Eingebettet in die Ruhrhöhen gab es doch tatsächlich dieses eine Fleckchen Wald, das wir noch nie erkundet hatten. Viele Male waren wir mit dem Pinschermobil dran vorbeigedüst und jedes Mal habe ich gedacht da müssen wir unbedingt mal hin! und irgendwie passte es doch nie so recht in unseren Tagesplan *hust* An einem der wenigen sonnigen Morgende der letzten Wochen war dann endlich der Zeitpunkt gekommen, dass wir uns auf neue Pfade in der altbekannten Heimat wagten. Abenteuer pur gleich vor der Haustür sozusagen *zwinker*

Auf die Familie Krupp bin ich ja gassitechnisch nicht besonders gut zu sprechen *räusper* denn mitten in unserem heimischen Wald liegt der großzügige Hügelpark rund um die Villa aus vergangenen Zeiten. Weite Wiesen, historische Bauten und ein freier Blick auf den See -klingt fantastisch, nicht wahr? Das Problem an der Sache: Hunde verboten. Selbst an der Leine. Auf dem gesamten Gelände. *möp* Nun gut, das wäre ja wahrlich zu verschmerzen, denn nicht jede Denkmalstiftung ist ein Fan von Hunden. Der eigentliche Grund zum Meckern liegt eher darin, dass man, um sich von einen Teil des Waldes in den anderen zu bewegen, einmal um diesen riesigen Park drumherum muss. Und das geht nicht etwa auf schmucken Waldwegen oder Trampelpfaden, nein, man muss mit der vielbefahrenen Hauptstraße vorlieb nehmen - und das nicht nur für wenige Meter. Hätte man doch sicher netter lösen können.
Und da ich das so richtig blöde finde, waren wir bisher nie in jenem Teil des Waldes.

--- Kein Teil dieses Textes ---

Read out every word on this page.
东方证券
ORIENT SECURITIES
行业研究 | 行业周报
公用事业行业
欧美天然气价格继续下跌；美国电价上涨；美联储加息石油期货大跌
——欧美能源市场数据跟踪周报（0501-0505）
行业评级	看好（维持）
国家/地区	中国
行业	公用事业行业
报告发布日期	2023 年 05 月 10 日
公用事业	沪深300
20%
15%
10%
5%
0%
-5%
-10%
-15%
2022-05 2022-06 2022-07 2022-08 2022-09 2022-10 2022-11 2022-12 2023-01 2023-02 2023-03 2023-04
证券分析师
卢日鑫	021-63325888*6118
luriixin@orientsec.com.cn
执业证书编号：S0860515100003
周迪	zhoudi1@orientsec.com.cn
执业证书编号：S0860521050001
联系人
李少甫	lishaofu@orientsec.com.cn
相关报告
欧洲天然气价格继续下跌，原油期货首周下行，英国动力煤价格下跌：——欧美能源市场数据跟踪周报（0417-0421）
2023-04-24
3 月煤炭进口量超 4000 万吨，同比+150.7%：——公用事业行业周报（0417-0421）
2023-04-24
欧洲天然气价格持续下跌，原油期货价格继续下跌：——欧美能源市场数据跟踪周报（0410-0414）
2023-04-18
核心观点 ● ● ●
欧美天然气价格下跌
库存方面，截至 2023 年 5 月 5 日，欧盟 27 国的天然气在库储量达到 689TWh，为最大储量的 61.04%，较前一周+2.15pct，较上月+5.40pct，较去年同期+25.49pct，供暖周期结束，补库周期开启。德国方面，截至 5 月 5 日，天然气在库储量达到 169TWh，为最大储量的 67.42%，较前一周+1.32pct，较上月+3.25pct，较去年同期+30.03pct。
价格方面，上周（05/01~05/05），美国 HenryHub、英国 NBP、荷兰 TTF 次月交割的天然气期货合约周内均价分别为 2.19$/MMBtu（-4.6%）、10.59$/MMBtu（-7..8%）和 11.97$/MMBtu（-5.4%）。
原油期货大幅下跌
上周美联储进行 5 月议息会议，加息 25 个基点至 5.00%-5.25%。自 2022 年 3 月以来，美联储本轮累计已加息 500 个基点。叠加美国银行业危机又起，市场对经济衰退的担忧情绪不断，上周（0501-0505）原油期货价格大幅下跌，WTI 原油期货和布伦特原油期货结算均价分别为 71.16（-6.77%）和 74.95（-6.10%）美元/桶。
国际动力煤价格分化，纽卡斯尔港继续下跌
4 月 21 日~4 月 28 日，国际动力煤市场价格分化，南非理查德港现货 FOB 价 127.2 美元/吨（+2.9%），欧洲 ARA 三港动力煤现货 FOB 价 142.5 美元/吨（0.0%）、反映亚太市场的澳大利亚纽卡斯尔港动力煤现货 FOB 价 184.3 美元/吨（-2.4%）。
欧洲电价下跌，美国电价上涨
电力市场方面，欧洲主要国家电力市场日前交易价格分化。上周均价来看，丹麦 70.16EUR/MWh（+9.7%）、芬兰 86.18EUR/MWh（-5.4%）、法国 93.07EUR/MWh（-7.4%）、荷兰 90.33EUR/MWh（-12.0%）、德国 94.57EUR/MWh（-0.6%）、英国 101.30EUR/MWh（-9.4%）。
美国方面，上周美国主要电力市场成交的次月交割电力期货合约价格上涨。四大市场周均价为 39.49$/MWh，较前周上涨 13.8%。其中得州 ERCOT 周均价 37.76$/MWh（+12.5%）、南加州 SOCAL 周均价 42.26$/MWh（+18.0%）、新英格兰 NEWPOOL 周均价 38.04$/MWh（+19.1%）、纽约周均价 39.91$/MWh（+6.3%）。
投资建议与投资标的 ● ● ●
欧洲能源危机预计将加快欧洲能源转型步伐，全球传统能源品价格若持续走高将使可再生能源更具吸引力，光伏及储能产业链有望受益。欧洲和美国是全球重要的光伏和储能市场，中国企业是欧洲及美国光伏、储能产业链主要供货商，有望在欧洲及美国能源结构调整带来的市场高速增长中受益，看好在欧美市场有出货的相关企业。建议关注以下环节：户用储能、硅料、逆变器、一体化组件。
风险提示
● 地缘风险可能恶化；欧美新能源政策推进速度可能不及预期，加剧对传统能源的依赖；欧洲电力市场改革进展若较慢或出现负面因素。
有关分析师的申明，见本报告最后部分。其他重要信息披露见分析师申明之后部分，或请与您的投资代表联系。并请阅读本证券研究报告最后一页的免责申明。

Vielleicht auch ein wenig aus Protest *lach*
Aber da einem so ein stiller Protest, von dem niemand etwas mitbekommt, auch nicht wirklich weiterhilft, beschloss ich meinen Unmut mal beiseite zu nehmen und endlich auf Erkundungstour zu gehen. Und ich muss zugeben, als wir den ersten Teil des Weges in der aufgehenden Morgensonne entlang des 2-Meter-hohen, schmiedeeisernen Zauns des Kruppparks entlangspazierten und das Licht fantastisch auf dem Dach der Villa tanzte, während der Frühnebel sich langsam hob, da verpuffte mein Ärger auf die Sache mit dem Park mit einem Male. Zumindest für den Augenblick *zwinker* Gut gelaunt machten wir uns also auf den Weg durch unbekanntes Gebiet und entdeckten neben märchenhaften Tannenwäldchen [die bei uns eher selten sind] auch jede Menge schmucker Fundstücke der Natur. Es ging immerzu bergan, bergab und wir arbeiteten uns neugierig wie eine Gruppe Kindergartenkinder durch den Wald *schmunzel* Wir begegneten der ein oder anderen Fellnase, die hier scheinbar häufiger ihre Runden drehen und bekamen sogar ein einsames Reh im Dickicht zu sehen. Noch schöner wäre unser Ausflug sicherlich gewesen, wären wir auf dem Rückweg nicht schlagartig vom Verkehr der Hauptstraße zurück in die Großstadtrealität katapultiert wurden *hust* nichtsdesto trotz haben wir unsere kleine Tour auf neuen Pfaden sehr genossen und werden in Zukunft bestimmt hin und wieder diesen kleinen, unfeinen Umweg auf uns nehmen *zwinker*

Habt ihr in eurer Heimat auch noch unbekannte Orte zu entdecken oder kennt ihr jeden Stock und jeden Stein wie eure Westentasche?